The defendants in the suit filed Monday—Cresco Labs, Green Thumb Industries, and Verano Holdings—see things differently. In various statements, the companies have emphasized the benefits of cannabis for “wellness” and “well-being.”
Some of the statements have been more explicit. When President Trump signed the executive order loosening restrictions on marijuana, Cresco Labs CEO Charlie Bachtell praised the move and said it acknowledges “what millions of Americans already know: Cannabis is medicine and deserves responsible, common-sense regulation.”
The lawsuit challenges one of the bedrock assertions of the marijuana legalization movement: Cannabis products are a medicine, not a drug.
During Covid lockdowns in 2020, Bachtell advocated to keep Cresco’s dispensaries open on the grounds that they provided essential medical services. “Many of our dispensaries are classified in the same category as pharmacies that people depend on as trusted access points for prescription medicine and continuing to provide that access is a fundamental responsibility,” Bachtell said in a press release.
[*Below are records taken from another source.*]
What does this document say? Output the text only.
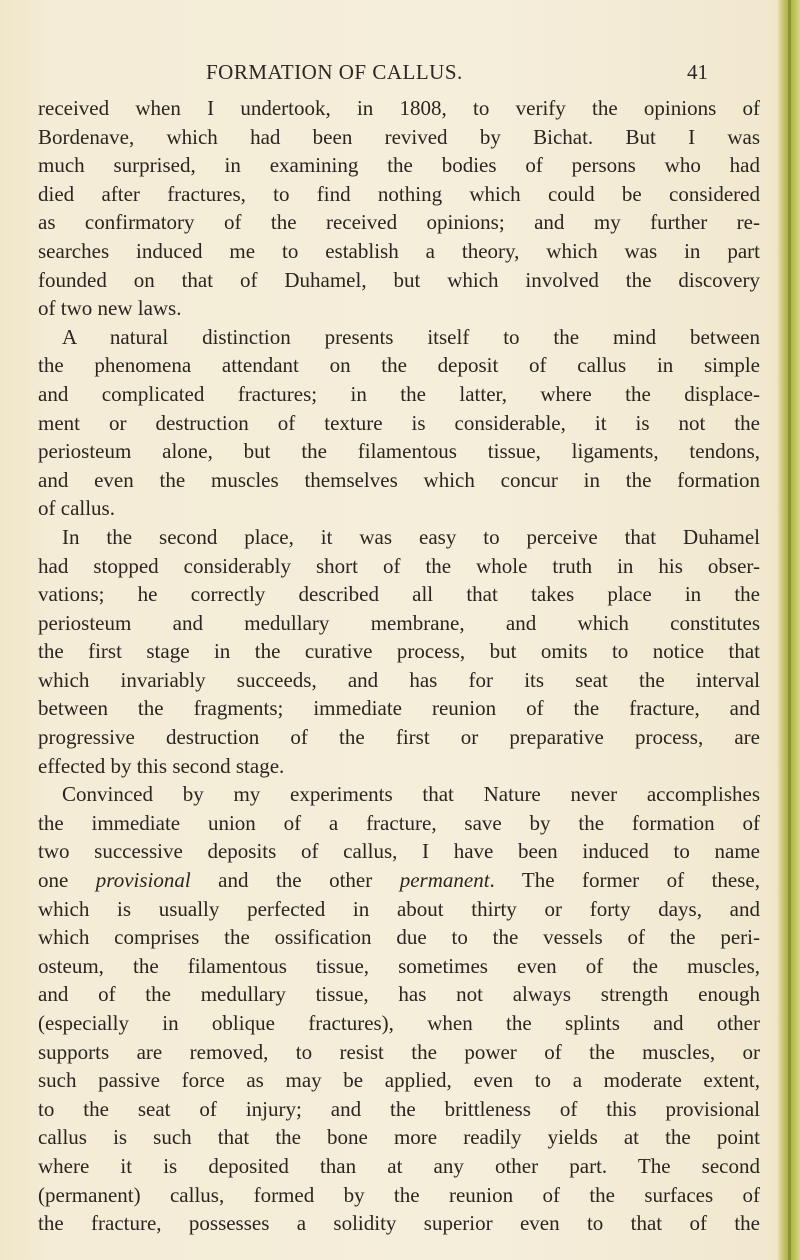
FORMATION OF CALLUS.	41
received when I undertook, in 1808, to verify the opinions of
Bordenave, which had been revived by Bichat. But I was
much surprised, in examining the bodies of persons who had
died after fractures, to find nothing which could be considered
as confirmatory of the received opinions; and my further re-
searches induced me to establish a theory, which was in part
founded on that of Duhamel, but which involved the discovery
of two new laws.
A natural distinction presents itself to the mind between
the phenomena attendant on the deposit of callus in simple
and complicated fractures; in the latter, where the displace-
ment or destruction of texture is considerable, it is not the
periosteum alone, but the filamentous tissue, ligaments, tendons,
and even the muscles themselves which concur in the formation
of callus.
In the second place, it was easy to perceive that Duhamel
had stopped considerably short of the whole truth in his obser-
vations; he correctly described all that takes place in the
periosteum and medullary membrane, and which constitutes
the first stage in the curative process, but omits to notice that
which invariably succeeds, and has for its seat the interval
between the fragments; immediate reunion of the fracture, and
progressive destruction of the first or preparative process, are
effected by this second stage.
Convinced by my experiments that Nature never accomplishes
the immediate union of a fracture, save by the formation of
two successive deposits of callus, I have been induced to name
one provisional and the other permanent. The former of these,
which is usually perfected in about thirty or forty days, and
which comprises the ossification due to the vessels of the peri-
osteum, the filamentous tissue, sometimes even of the muscles,
and of the medullary tissue, has not always strength enough
(especially in oblique fractures), when the splints and other
supports are removed, to resist the power of the muscles, or
such passive force as may be applied, even to a moderate extent,
to the seat of injury; and the brittleness of this provisional
callus is such that the bone more readily yields at the point
where it is deposited than at any other part. The second
(permanent) callus, formed by the reunion of the surfaces of
the fracture, possesses a solidity superior even to that of the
The next day, Illinois governor JB Pritzker signed a stay-at-home order that classified “licensed medical and adult-use cannabis dispensaries” as “essential businesses” and allowed them to stay open.
Cresco Labs declined to comment for this story, while Green Thumb could not immediately be reached for comment about the suit.
“Verano operates in compliance with applicable state laws and regulations, including the detailed product labeling, testing, and warning requirements dictated by each state in which Verano is licensed,” a Verano spokesperson told The Free Press in an email on Tuesday. “We strongly disagree with the allegations and intend to defend the matter vigorously.”
To win, the plaintiffs will have to prove their allegations that the companies “knew that their cannabis products have not been approved as a treatment for a single medical disorder” by the FDA, sought to “mask the adverse effects of cannabis and maximize profits,” and “knew or should have known” that marijuana use is “indelibly linked to, causes, and exacerbates” a host of mental and health disorders.
Then there is the explosive allegation that selling a federally illegal drug while making false or misleading health claims constitutes racketeering under the Racketeer Influenced and Corrupt Organizations Act, a federal law created to target organized crime.
The firms representing plaintiffs in the cannabis suit include the Pawa Law Group, Weitz & Luxenberg and Simmons Hanly Conroy, the latter two of which were “intimately involved” with past opioid litigation, according to Kenneally, the plaintiffs’ lead attorney. “If this didn’t have legs, this would not be something that they would be pursuing,” he said.